Region Eberbach. Es gibt allerhand zu tun für die Hüter der Vereinsfinanzen, wenn sie bis zum 1. Februar 2014 die Umstellung auf das europäische SEPA-Zahlungsverfahren hinbekommen (siehe Hintergrund) und Mitgliedsbeiträge weiterhin per Lastschrift einziehen wollen. Denn automatisch läuft da gar nichts. Für bundesweit 500 000 Vereine, darunter auch etliche in Eberbach, Schönbrunn und Hirschhorn, bedeutet das meist: Mehrarbeit. Und die ist, wie ein Vereinschef augenzwinkernd bemerkte, „nicht unbedingt wertschöpfend“. Wieviel Aufwand für die Vereine im einzelnen dahintersteckt, hängt von den organisatorischen Voraussetzungen ab, die sie in Sachen Mitgliederverwaltung schon mitbringen.
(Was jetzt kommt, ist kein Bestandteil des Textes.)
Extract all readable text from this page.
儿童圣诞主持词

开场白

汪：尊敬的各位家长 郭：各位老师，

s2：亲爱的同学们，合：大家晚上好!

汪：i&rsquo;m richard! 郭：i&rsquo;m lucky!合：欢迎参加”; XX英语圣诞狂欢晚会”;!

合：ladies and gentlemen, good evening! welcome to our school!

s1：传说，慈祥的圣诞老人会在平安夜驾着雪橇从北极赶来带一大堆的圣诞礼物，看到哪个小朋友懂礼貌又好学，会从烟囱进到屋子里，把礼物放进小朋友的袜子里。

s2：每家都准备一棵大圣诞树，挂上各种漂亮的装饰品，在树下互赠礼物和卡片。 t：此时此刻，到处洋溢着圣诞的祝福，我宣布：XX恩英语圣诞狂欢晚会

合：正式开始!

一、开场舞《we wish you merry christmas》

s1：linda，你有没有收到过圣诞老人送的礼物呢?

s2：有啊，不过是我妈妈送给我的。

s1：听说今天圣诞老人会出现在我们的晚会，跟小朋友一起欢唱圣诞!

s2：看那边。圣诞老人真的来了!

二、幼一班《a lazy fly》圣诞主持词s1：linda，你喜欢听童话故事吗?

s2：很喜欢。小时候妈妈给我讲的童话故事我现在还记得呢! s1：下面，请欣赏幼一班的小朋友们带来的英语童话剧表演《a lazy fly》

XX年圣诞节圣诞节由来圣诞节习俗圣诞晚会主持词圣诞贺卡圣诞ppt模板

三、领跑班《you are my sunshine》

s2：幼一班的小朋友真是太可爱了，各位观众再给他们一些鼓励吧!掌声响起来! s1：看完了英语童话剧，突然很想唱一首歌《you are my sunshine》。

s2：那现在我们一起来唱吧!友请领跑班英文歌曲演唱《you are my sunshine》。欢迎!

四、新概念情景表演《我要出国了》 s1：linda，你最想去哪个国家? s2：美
Nicht zu unterschätzen sind allerdings auch die persönlichen Voraussetzungen ihrer Kassiere: Sitzt da der IT-Fachmann und Betriebswirt am Ruder, ist das oft schon die halbe Miete, wie unsere Umfrage ergeben hat. Umgekehrt scheint aber gerade der Fachmann über Fragen zu stolpern, die sich dem „Laien“ möglicherweise erst im nächsten Jahr stellen werden. Eine Zwischenbilanz.
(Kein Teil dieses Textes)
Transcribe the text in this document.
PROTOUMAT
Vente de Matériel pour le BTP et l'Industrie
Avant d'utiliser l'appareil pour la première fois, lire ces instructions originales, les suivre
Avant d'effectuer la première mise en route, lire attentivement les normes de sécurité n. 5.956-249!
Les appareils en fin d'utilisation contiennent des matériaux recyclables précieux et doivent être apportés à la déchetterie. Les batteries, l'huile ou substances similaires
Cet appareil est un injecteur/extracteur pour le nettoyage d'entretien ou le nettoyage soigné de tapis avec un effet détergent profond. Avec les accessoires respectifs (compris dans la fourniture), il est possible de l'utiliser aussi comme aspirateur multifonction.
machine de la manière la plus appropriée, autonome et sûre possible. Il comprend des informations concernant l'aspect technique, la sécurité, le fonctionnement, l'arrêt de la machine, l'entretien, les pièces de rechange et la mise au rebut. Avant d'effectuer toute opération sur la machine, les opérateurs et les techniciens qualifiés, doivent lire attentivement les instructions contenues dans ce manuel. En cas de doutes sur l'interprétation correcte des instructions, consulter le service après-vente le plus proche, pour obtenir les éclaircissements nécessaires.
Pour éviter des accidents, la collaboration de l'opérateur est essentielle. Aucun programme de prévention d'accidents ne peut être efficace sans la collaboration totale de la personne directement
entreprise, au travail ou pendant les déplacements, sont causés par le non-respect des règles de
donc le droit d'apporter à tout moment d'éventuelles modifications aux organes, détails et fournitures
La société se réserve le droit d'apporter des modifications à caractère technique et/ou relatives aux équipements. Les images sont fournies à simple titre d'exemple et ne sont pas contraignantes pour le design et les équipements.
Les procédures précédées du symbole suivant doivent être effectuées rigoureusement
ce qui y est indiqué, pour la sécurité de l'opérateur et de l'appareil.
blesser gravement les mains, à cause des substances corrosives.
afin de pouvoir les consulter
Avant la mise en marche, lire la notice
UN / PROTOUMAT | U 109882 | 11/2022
Völlig unbelastet sieht der Eberbacher „Kunstfreunde“-Kassier Günter Wiedemer SEPA entgegen: „Wir lassen uns die Beiträge von den Mitgliedern überweisen, Konzertkarten für Abonnenten gibt es gegen Rechnung“. Lastschriftverfahren? Nicht bei den Kunstfreunden.

Kein Problem kann auch Ute Bella, Kassenchefin des mit 2300 Mitgliedern größten Eberbacher Vereins TVE erkennen. Obwohl sie mit der Umstellung „noch ganz am Anfang“ ist. Bella hat sich auf einer Informationsveranstaltung ihrer Bank schlau gemacht. Und weil der TVE Online-Banking nicht erst seit gestern praktiziert, schätzt sie den Aufwand als nicht allzu groß ein. Viel schwerer als das Organisatorische wiege beim TVE aber die Kostenfrage: „Wir brauchen ein Software-Update, damit die SEPA-Tauglichkeit gegeben ist, und da müssen wir um die 500 Euro investieren“.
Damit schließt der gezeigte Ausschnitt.